Why is it Good Friday? Because it's at the cross that we are reconciled with God. We are no longer enemies of God but now have the opportunity to be called children of God, adopted into the family of God. We now have peace with God. Colossians 1:21-22 says, "And although you were formerly alienated and hostile in mind, engaged in evil deeds, yet He has now reconciled you in His fleshly body through death, in order to present you before Him holy and blameless and beyond reproach…"
It's called Good Friday because it's the place of sacrifice, propitiation, redemption, and reconciliation. Let me see if I can illustrate this in a very simple way. The reason it's called Good Friday is because each of us has sinned against God. I have lied and deceived others. I've been filled with pride and envy and materialism. The list is long. Quite simply, the easiest way to illustrate what Jesus did for us on the cross is he took our place.
The Bible says in 2 Corinthians 5, "He made Him who knew no sin to be sin on our behalf, so that we might become the righteousness of God…" Jesus, the perfect, spotless Lamb of God, the very Son of God, who was without sin, served as my substitute and died the death I deserved. So what happens is his righteousness is credited to my account.
When you understand that, you understand why it's called Good Friday. No longer will my sins be counted against me, but instead, when God the Father looks at me, he sees the righteous, finished work of Christ on the cross. Your name could be there. When you understand that, you know why it's called Good Friday. Let me pray for us.
Lord, for many of us, we are familiar with what I just shared. We've heard these truths maybe so many times we've been inoculated to the truth. I pray you would awaken our hearts, that we would see that it's more than just intellectual assent, Lord, but it's trusting in the grace you offer to us that changes lives and where hope is found.
Father, we pause on Friday to recognize what happened, and we give you thanks. We know Easter is coming, Lord. We know Sunday is coming. We know there's resurrection. Paul tells us without the resurrection our faith is in vain. So, Lord, help us to recognize the weight of our sin, our need for repentance, and how the cross is the place where the justice and love of God met. In Christ's name, amen.
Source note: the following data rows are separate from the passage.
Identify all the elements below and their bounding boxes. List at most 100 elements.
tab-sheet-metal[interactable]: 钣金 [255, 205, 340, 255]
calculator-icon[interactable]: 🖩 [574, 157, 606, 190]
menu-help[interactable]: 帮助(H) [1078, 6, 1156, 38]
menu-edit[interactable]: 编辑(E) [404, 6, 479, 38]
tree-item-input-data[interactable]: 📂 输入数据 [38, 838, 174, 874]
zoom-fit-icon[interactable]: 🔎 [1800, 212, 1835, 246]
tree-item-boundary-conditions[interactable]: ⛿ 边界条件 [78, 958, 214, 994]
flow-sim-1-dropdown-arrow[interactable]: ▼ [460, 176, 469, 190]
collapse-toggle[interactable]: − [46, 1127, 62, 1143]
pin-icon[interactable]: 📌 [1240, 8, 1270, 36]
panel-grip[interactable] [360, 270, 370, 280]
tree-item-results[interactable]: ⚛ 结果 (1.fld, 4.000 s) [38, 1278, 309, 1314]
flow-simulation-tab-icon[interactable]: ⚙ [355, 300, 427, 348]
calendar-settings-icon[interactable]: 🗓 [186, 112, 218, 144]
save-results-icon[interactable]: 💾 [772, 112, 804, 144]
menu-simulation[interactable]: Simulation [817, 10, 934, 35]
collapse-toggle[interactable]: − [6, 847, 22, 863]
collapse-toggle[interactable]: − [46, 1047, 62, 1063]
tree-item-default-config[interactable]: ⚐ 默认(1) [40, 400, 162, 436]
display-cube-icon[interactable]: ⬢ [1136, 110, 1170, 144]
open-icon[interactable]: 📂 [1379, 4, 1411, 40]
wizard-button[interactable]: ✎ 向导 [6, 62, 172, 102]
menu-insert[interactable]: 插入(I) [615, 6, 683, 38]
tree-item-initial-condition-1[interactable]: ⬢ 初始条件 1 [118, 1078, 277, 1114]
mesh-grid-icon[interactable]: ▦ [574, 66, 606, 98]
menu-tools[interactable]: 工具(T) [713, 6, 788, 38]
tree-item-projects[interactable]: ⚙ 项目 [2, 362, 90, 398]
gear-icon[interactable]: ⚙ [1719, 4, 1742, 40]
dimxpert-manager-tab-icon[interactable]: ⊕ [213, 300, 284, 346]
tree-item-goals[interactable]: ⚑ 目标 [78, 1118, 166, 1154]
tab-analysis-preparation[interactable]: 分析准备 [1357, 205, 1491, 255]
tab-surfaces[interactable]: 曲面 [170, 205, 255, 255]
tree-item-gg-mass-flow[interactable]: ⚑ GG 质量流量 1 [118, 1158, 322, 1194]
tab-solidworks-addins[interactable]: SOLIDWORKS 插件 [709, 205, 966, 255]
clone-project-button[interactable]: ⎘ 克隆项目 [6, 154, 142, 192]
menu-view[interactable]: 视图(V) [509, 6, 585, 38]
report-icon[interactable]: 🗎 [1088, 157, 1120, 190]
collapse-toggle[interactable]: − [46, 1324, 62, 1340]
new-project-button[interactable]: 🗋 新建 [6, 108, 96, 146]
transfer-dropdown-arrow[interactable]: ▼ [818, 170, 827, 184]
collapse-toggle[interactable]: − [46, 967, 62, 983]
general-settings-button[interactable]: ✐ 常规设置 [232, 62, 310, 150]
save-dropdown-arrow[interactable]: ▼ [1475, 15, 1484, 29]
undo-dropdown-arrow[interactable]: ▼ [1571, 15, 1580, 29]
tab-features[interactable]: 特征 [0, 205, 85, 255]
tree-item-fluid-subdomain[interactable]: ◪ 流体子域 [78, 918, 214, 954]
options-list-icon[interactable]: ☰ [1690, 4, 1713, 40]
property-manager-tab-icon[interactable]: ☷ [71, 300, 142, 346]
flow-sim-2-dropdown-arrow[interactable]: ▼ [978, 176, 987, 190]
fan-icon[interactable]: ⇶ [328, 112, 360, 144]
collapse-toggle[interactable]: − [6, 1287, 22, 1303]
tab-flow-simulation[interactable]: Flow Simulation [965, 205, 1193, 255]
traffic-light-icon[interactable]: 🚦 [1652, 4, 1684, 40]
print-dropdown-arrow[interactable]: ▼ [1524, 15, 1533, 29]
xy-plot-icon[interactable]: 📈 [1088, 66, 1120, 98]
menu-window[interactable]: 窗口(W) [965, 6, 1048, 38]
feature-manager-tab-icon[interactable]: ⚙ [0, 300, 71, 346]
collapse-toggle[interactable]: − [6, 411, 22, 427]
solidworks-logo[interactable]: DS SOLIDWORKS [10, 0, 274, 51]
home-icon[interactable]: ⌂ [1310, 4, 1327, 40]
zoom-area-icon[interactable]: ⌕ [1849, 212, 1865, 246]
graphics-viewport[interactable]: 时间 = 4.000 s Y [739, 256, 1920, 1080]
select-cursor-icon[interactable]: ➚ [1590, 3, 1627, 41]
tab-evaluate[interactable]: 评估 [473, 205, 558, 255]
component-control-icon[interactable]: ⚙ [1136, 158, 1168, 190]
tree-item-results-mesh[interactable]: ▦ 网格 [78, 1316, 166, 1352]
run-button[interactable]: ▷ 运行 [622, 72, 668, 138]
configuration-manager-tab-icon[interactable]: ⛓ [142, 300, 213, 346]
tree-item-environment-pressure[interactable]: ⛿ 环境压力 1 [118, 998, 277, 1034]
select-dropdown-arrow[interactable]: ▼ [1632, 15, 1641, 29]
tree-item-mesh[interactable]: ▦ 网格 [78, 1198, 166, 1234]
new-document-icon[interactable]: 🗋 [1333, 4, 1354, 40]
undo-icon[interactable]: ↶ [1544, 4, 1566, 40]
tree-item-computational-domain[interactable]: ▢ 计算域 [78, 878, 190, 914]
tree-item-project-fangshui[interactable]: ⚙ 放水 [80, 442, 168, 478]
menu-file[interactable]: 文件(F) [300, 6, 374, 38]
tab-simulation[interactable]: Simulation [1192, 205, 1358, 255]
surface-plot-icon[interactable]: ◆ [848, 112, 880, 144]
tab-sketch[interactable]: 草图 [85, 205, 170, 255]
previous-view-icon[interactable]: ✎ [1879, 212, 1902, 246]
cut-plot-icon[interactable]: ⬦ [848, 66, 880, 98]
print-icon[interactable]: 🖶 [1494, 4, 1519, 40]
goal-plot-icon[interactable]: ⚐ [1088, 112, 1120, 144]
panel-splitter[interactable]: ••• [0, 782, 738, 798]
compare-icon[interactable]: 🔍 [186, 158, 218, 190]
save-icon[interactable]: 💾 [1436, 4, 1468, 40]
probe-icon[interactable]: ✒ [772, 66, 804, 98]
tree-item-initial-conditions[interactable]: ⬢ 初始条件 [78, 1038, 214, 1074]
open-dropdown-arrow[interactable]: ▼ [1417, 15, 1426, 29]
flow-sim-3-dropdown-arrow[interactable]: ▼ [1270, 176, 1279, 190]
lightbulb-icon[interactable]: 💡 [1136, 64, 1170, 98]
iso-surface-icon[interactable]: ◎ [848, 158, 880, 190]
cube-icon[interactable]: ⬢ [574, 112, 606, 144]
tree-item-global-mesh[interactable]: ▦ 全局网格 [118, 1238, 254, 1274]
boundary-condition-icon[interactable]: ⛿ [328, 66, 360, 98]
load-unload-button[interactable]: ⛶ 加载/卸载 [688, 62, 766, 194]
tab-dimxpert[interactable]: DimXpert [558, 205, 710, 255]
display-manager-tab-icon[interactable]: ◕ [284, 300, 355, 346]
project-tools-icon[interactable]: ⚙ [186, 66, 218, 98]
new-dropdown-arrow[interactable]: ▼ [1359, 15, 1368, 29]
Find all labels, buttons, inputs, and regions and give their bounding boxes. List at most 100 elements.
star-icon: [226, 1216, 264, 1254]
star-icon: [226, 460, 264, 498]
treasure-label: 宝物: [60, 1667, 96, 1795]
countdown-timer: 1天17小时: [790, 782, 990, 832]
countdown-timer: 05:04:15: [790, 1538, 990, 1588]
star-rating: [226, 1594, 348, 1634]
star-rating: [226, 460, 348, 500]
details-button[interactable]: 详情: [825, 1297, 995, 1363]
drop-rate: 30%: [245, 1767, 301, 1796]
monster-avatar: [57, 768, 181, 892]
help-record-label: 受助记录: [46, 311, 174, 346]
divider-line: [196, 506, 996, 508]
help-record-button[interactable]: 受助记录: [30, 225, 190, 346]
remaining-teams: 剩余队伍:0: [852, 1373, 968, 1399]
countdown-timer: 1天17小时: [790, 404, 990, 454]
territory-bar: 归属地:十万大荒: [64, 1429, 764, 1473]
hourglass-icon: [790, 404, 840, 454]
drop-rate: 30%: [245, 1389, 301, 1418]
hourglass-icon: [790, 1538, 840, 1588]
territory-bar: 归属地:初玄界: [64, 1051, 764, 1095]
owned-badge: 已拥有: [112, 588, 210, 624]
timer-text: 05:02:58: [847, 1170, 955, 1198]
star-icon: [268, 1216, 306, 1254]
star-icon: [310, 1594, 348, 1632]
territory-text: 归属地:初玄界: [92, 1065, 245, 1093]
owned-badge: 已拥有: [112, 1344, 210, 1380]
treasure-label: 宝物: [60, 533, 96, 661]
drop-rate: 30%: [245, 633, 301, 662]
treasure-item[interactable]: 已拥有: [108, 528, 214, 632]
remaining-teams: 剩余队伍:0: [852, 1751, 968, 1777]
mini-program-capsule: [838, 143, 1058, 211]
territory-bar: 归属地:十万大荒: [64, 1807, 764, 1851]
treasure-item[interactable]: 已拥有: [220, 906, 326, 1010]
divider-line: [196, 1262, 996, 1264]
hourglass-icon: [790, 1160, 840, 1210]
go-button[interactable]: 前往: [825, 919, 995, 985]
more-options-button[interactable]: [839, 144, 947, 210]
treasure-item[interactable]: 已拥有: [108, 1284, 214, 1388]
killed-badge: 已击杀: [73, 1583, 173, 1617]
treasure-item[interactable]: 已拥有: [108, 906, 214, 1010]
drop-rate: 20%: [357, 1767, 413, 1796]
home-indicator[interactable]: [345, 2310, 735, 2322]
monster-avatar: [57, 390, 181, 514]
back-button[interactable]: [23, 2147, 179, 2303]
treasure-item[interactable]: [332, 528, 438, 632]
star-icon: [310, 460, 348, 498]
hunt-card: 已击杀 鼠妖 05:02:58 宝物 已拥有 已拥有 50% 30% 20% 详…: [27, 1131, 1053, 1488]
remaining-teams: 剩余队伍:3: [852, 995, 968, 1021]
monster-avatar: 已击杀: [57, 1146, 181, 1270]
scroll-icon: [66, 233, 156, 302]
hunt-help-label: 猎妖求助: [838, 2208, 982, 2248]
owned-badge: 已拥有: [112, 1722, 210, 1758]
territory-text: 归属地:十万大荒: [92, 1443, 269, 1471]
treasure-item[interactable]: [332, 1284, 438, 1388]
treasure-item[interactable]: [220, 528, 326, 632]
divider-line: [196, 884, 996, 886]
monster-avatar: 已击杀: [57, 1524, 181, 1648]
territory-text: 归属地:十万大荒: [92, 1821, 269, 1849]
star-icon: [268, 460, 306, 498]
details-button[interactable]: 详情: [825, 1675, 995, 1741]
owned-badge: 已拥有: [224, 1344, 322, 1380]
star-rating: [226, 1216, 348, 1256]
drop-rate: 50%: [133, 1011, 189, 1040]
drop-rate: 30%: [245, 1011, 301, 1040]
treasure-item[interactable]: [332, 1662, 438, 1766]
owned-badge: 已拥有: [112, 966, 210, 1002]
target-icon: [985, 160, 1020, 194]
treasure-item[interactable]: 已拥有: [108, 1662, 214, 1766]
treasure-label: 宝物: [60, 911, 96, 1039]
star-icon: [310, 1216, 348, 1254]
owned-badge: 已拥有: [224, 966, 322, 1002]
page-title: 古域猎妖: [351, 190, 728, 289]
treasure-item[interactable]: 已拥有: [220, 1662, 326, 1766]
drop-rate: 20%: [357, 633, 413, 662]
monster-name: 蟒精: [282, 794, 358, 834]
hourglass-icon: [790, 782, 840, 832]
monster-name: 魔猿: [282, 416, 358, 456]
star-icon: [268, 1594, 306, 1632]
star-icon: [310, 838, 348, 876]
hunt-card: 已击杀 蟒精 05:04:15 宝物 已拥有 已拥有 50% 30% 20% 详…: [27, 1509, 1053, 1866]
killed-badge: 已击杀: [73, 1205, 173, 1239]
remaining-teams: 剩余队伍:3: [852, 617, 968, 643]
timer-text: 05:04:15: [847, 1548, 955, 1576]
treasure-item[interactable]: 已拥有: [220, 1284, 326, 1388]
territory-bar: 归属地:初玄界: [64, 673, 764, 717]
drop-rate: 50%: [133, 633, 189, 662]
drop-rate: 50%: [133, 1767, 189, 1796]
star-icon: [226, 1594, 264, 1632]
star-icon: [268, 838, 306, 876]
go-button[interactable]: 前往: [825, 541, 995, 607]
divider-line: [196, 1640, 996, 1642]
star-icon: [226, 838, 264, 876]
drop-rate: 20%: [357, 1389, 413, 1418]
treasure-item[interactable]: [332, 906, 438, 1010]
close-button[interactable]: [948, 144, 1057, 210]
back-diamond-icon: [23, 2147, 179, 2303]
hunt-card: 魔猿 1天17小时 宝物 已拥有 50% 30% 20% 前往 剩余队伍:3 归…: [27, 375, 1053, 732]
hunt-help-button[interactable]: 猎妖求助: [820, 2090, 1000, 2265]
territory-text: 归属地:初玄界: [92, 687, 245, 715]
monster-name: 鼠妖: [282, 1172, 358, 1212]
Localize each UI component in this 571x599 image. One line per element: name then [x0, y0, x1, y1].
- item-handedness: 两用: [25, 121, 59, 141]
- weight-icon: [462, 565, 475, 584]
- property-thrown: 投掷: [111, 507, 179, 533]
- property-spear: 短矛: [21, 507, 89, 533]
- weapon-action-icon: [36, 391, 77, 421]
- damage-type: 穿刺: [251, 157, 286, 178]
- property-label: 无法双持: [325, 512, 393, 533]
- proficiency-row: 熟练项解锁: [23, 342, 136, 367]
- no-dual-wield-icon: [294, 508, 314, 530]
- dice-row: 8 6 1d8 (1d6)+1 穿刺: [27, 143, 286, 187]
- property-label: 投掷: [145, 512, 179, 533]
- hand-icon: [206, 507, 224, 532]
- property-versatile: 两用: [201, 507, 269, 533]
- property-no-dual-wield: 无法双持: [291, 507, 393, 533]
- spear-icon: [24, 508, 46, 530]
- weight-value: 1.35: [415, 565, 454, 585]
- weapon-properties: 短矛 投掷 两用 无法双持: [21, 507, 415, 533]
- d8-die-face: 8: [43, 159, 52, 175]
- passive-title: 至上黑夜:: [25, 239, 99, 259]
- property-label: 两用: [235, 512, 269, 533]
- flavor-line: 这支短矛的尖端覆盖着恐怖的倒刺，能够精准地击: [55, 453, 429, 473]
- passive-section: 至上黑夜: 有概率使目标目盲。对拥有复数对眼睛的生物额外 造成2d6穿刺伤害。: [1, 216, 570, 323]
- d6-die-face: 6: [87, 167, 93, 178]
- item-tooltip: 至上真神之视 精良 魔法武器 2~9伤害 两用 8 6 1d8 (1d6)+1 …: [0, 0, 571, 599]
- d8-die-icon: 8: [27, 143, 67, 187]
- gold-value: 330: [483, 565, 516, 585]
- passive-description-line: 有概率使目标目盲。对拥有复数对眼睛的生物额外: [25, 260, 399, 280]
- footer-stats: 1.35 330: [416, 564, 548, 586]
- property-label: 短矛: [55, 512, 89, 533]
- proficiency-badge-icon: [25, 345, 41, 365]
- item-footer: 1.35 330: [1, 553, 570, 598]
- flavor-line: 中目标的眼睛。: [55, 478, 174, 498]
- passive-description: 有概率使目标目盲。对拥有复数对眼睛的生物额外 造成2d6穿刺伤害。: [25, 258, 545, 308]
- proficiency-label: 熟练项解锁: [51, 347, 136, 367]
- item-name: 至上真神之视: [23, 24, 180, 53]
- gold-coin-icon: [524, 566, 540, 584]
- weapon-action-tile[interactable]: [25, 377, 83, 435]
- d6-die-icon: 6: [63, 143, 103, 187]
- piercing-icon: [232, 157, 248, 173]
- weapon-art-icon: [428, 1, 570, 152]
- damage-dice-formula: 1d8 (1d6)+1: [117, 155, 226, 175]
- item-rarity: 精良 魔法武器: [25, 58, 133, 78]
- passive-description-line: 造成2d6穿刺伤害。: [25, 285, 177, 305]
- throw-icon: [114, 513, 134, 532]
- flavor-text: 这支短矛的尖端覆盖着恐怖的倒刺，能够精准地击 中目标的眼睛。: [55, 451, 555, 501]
We are now going to quietly reflect on what I just shared with you. Jesus gives us a very tangible means of remembering what happened on that cross. He did it in such a clear, simple way. Christians, since the time Jesus was in the upper room, throughout the world, throughout centuries, have all gathered around the Table and taken the bread, which represents the body of Christ which was broken for us, and they've taken the juice, which represents the blood of Christ, and they've shared in that together, corporately, as a reminder of what Christ has done for us.
It's a time for us to look back on what happened on that Good Friday, what motivated Christ. It's a time for us to examine ourselves presently. Who do we believe Jesus Christ is? What do we believe the cross represents? Do we believe that it is called good? It's a time for us to reflect on our relationship with him, and then it is also a time of anticipation, because Christ tells us we are to take of this in anticipation of his return.
If you don't know the Lord Jesus Christ as your one and only Savior, it wouldn't make sense for you to come and eat at the family table. I would simply ask that you would consider what has been shared with you today. Just be still. But if you do know him, I would invite you to come. There are tables up front. There are tables in the back. Just very quietly, as you're ready…
We're going to sing a song that's going to allow you to have time to reflect. Come grab the bread and the juice. Please don't take it yet. Let's just be still and ask God to search our hearts and reflect on why this Friday is called good.